Gradito ritorno per l’instancabile ugola d’acciaio di
Rob Rock, una di quelle voci superiori per tecnica, duttilità ed interpretazione di cui non sempre ci si ricorda adeguatamente, quando si stilano le playlist di categoria.
Eppure se si scorre il voluminoso curriculum del nostro (Joshua, Axel Rudi Pell, Warrior, Impellitteri, Fires Of Babylon, ma ricordiamo anche una pregevole carriera solista) ci si accorge immediatamente della sua qualità e pure della considerazione che molti dei suoi colleghi nutrono nei suoi confronti, considerandolo un’assoluta garanzia nei casi in cui ci sia da gestire un microfono con personalità e valore.

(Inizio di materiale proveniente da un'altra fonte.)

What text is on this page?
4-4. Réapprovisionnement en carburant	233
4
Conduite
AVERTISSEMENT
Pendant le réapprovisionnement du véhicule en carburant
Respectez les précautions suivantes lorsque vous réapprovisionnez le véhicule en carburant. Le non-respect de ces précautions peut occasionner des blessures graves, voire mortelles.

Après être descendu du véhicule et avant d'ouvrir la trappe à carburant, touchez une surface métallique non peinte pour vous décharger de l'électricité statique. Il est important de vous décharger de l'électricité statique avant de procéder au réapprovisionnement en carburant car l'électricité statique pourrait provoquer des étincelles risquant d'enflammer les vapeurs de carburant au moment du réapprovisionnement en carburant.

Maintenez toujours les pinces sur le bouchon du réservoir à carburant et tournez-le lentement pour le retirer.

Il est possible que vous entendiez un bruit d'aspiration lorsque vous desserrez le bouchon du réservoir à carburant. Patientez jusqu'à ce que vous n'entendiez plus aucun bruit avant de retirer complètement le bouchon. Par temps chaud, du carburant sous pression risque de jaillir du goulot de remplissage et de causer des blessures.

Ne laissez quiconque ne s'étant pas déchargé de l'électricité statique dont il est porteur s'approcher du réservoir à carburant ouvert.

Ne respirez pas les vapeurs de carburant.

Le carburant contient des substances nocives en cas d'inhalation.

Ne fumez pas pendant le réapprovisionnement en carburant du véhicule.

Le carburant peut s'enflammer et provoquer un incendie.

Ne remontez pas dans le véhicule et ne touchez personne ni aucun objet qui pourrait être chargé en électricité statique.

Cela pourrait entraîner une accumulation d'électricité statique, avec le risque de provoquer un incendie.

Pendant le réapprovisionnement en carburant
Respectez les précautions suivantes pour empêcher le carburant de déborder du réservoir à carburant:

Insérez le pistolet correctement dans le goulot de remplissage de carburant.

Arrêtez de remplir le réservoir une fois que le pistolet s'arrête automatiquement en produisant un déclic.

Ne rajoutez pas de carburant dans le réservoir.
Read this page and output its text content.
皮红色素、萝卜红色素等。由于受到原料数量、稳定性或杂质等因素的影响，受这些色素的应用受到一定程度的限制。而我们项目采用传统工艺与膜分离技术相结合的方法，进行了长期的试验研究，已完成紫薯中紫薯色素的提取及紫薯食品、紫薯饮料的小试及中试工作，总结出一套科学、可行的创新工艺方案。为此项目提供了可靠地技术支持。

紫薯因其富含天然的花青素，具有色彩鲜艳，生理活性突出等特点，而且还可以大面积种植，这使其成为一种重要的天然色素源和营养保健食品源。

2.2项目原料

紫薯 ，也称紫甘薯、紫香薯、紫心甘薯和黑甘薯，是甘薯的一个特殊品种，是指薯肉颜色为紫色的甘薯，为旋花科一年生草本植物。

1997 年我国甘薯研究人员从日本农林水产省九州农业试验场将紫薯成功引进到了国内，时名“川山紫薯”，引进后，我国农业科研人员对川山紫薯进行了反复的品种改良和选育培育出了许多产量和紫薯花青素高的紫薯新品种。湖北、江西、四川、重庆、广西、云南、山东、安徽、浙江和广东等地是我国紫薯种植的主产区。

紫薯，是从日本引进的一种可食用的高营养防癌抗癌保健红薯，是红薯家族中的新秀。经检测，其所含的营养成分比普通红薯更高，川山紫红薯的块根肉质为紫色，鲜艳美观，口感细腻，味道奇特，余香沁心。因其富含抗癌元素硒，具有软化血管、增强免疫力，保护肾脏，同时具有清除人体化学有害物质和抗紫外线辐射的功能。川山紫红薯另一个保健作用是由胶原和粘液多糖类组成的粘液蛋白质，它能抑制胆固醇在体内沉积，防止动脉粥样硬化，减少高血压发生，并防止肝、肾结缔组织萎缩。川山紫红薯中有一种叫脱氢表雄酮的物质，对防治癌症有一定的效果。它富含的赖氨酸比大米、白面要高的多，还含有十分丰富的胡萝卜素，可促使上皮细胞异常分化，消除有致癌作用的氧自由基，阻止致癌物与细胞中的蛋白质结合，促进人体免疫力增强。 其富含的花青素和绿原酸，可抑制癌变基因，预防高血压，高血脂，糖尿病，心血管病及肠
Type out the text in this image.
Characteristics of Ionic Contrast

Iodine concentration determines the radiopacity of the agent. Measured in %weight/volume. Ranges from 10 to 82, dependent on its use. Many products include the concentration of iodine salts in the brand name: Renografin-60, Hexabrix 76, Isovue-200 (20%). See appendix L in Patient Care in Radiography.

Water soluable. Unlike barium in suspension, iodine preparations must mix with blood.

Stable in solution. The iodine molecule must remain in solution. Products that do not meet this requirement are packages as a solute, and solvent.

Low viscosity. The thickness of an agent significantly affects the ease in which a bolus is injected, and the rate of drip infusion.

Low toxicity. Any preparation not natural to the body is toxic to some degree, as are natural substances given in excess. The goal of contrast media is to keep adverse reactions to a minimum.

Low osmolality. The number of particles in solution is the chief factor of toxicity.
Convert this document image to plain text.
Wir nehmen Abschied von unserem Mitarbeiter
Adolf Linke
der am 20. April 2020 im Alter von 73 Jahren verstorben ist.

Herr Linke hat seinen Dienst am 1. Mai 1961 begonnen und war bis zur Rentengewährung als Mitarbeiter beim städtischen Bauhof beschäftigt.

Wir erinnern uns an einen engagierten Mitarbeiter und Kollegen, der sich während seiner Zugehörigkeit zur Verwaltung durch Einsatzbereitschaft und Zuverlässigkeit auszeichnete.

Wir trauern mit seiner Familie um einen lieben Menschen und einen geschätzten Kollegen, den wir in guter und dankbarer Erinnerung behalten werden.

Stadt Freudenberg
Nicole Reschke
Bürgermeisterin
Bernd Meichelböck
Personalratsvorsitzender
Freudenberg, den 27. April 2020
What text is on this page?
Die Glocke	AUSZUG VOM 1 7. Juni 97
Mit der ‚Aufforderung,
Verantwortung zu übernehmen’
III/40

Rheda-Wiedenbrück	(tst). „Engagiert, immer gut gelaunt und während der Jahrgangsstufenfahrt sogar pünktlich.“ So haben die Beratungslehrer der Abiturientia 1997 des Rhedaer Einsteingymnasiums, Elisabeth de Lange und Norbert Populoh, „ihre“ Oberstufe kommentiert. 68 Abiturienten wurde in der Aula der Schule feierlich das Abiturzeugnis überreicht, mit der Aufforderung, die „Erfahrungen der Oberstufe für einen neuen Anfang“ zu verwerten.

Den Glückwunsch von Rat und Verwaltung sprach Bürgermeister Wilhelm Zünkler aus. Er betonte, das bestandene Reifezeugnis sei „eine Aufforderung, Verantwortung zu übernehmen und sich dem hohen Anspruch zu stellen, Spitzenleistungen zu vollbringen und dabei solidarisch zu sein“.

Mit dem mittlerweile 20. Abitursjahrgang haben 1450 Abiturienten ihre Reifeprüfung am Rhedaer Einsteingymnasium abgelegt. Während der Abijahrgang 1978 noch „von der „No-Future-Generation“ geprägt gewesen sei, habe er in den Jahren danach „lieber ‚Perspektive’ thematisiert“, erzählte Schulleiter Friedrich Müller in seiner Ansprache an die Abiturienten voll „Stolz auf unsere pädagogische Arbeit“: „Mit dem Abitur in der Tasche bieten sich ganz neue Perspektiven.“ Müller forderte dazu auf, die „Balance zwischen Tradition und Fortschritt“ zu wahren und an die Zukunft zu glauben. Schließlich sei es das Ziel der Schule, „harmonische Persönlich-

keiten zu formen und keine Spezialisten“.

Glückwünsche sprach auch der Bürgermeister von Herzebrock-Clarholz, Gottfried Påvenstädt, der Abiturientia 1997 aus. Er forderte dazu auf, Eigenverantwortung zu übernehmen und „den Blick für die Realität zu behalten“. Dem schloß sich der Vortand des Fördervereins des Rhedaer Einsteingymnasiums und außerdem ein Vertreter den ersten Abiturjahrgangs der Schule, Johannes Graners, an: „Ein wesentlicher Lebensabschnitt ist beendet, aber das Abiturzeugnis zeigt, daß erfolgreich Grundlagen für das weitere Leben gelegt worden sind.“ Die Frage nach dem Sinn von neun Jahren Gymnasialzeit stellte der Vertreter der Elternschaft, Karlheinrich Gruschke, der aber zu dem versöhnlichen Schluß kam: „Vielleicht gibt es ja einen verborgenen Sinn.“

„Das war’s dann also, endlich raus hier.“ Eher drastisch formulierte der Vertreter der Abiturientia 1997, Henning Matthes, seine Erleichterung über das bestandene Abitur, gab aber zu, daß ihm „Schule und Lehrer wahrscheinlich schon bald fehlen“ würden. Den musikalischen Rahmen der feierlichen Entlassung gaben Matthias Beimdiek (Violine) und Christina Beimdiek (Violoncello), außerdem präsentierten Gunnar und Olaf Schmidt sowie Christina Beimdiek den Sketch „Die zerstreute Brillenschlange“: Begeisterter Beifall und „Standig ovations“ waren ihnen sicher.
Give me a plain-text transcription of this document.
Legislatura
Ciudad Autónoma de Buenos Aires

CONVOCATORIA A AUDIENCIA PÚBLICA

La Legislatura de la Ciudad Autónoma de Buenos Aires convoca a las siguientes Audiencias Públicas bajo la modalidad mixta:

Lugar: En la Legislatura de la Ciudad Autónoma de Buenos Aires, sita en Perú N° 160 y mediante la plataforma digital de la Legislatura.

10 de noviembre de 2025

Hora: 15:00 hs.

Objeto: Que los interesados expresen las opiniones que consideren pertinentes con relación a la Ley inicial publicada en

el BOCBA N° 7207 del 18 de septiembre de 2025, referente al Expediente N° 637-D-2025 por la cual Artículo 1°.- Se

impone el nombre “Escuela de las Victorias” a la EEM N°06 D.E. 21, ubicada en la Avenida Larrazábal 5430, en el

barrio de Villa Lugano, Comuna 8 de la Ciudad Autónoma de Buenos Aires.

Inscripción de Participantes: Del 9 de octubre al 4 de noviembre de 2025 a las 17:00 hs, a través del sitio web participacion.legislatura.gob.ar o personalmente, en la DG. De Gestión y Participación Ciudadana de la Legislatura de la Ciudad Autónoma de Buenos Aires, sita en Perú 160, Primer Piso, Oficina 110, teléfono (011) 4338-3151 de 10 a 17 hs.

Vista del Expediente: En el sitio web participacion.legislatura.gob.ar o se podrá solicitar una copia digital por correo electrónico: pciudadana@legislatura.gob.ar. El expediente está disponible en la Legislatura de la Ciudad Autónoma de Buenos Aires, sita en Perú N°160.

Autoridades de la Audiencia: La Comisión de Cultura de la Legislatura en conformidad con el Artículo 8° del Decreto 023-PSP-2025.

Dal (comunque parziale) “inventario” delle sue partecipazioni artistiche è stata volutamente omessa una delle menzioni più importanti e famose, quei M.A.R.S. del “Project Driver” targato 1987, che rivelò al mondo le doti del cantante americano e di cui questo “Sons of thunder” vuole essere la continuazione, recuperando e ri-registrando le canzoni che erano state effettivamente concepite per il follow-up (previsto in origine per i primi anni ’90, senza le “stelle” Tony Macaclpine, Tommy Aldridge e Rudy Sarzo) e aggiungendone altre sette di completamente nuove.
I
Driver del 2008 sono, dunque, parecchio diversi nell’organico dai loro “progenitori”; oltre a Rob, troviamo Roy Z. (Bruce Dickinson, Tribe Of Gypsies, workaholic songwriter / producer), Reynold “Butch” Carlson (Tribe After Tribe, Kollarbone) - entrambi già presenti nella line-up del 1990 -, Ed Roth (Glenn Hughes, Ronnie Montrose, Impellitteri, Rob Halford) e Aaron Samson (George Lynch, John 5, Rowan Robertson), per un lavoro all’insegna del più classico power class metal fatto d’energia contagiosa, groove e forza d’urto, ma anche di parecchia melodia, capace di spingersi, negli episodi più “appassionati”, fino ai confini dell’AOR.
La valutazione finale si esprime attraverso la sensazione di avere a che fare con un bel disco di heavy melodico, in cui composizioni piuttosto efficaci, riffs e assoli grondanti di fisicità e sensibilità, ritmiche pulsanti, discrete decorazioni tastieristiche, una laringe capace di adattarsi meravigliosamente alle varie soluzioni espressive e una produzione all’altezza, possono garantire ampie soddisfazioni agli estimatori del genere, ma non arriva ad una certificazione di tale percezione tramite l’oggettività di un voto (la Gelmini non ne sarà affatto contenta!), dal momento che, purtroppo, la “shortened version” di molti dei brani del promo (solo tre le tracce complete), impedisce, di fatto, il raggiungimento di un giudizio “definitivo”.